Tony Tanner – Agent der Weißen Väter – 8.17
Das Komplott der Eisernen – Teil 17
Der Tag war sonnig, der Horizont lag in leichtem Dunst, als sei weit hinten Aquarellfarbe mit einem Schwamm verwischt worden. Die kühle Luft war voller Gerüche nach feuchter Erde, moderndem Laub und nach dem Rauch ferner Gartenfeuer. Die Sonne schraffierte die Felder mit langen Schatten. Wenn man sich an einer windstillen Stelle in ihren blassen Schein stellte, konnte man gerade noch einen Hauch von Wärme auf der Haut erahnen, aber sonst nagte die Kälte und hatte sich zur Bestätigung ihres Anspruchs noch hier und da einen Rest des nächtlichen Raureifs aufbewahrt, der weiß und gezackt an den Halmen hing.
Francine ging schweigend am Arm von Tony Tanner. Manchmal zog sie ihn ein wenig zur Seite, um mit ihren Füßen durch einen Haufen brauner Blätter rascheln zu können wie ein Kind. Ihre roten Stiefel wirbelten kraftvoll durch das welke Laub.

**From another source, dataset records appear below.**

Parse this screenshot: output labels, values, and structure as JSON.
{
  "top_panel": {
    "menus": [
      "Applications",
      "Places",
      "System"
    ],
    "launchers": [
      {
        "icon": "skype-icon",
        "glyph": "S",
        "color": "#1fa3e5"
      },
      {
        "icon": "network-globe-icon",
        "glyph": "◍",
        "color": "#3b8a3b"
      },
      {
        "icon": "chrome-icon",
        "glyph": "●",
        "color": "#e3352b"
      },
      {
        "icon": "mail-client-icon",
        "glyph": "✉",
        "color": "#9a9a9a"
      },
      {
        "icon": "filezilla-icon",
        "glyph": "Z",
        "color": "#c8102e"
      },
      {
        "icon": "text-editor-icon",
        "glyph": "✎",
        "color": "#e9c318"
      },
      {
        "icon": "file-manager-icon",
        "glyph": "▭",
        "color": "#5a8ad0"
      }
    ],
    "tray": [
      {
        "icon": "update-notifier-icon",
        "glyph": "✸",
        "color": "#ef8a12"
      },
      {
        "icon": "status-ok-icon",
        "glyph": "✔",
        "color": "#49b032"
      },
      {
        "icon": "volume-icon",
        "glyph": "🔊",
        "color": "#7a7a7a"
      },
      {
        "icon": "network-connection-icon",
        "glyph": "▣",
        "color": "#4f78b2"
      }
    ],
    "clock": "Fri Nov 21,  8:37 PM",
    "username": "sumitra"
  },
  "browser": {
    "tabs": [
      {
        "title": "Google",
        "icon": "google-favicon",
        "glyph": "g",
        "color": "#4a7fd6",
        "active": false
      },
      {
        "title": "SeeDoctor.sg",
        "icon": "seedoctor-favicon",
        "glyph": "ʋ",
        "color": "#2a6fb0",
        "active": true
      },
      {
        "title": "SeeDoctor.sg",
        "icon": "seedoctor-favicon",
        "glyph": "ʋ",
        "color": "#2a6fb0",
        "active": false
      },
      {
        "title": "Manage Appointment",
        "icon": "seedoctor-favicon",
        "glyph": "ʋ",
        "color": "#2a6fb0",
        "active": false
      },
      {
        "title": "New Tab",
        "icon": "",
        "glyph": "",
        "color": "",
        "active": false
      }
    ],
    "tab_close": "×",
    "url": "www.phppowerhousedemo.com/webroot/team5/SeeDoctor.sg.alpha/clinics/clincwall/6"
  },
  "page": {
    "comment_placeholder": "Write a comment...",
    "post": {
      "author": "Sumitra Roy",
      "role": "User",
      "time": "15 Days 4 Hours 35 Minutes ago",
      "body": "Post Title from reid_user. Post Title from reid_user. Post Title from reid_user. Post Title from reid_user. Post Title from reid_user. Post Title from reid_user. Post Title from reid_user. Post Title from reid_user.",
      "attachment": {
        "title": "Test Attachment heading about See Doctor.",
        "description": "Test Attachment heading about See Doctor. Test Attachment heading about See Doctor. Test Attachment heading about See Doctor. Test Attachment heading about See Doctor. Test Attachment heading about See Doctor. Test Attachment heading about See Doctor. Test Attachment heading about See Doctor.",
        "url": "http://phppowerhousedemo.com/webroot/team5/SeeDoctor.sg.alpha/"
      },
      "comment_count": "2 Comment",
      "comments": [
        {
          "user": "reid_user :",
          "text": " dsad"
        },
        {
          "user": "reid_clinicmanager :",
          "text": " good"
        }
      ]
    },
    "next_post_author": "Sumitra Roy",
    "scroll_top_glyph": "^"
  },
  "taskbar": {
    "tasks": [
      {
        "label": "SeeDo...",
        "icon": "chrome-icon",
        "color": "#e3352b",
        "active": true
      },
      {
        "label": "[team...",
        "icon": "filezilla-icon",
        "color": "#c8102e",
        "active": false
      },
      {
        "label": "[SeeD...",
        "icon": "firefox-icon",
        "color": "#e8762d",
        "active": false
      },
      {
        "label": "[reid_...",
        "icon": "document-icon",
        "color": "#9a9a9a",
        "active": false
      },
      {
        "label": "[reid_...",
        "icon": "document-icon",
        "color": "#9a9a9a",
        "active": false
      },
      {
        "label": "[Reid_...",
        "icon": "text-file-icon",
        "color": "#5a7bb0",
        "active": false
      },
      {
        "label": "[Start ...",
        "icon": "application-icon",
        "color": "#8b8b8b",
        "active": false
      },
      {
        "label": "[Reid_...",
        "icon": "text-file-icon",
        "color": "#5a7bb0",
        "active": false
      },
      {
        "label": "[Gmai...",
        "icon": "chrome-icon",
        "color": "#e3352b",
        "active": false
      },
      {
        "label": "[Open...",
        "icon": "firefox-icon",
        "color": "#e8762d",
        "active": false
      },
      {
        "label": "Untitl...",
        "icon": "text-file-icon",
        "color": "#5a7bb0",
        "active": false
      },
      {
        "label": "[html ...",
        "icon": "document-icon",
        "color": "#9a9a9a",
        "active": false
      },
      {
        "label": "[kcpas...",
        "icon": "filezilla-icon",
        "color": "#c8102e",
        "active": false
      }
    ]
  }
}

»Schluss mit Sommer und Herbst«, sagte sie plötzlich.
Tony war überrascht, ihre Stimme zu hören. Sie schien eigentlich in Gedanken weit fort gewesen zu sein. Am Anfang ihres Spazierganges hatten sie sich miteinander unterhalten oder eher geplaudert, bis dieser Austausch von Sätzen, Fragen und Antworten schließlich stockte, zäh wurde wie eine gerinnende Flüssigkeit und letztendlich versiegte. Sie hatten keine gemeinsame Wellenlänge gefunden. Oder hatten es vielmehr vermieden, diese gemeinsame Wellenlänge zu nutzen. Trotzdem war das Schweigen nicht peinlich gewesen. Sie konnten ein Zusammensein auch ertragen, ohne zu reden. Und es war einfach schön, neben Francine über die Feldwege zu schlendern und zu schweigen.
»Ja«, bestätigte er, »diese Blätter haben es hinter sich.«
»… haben es hinter sich«, wiederholte Francine leise.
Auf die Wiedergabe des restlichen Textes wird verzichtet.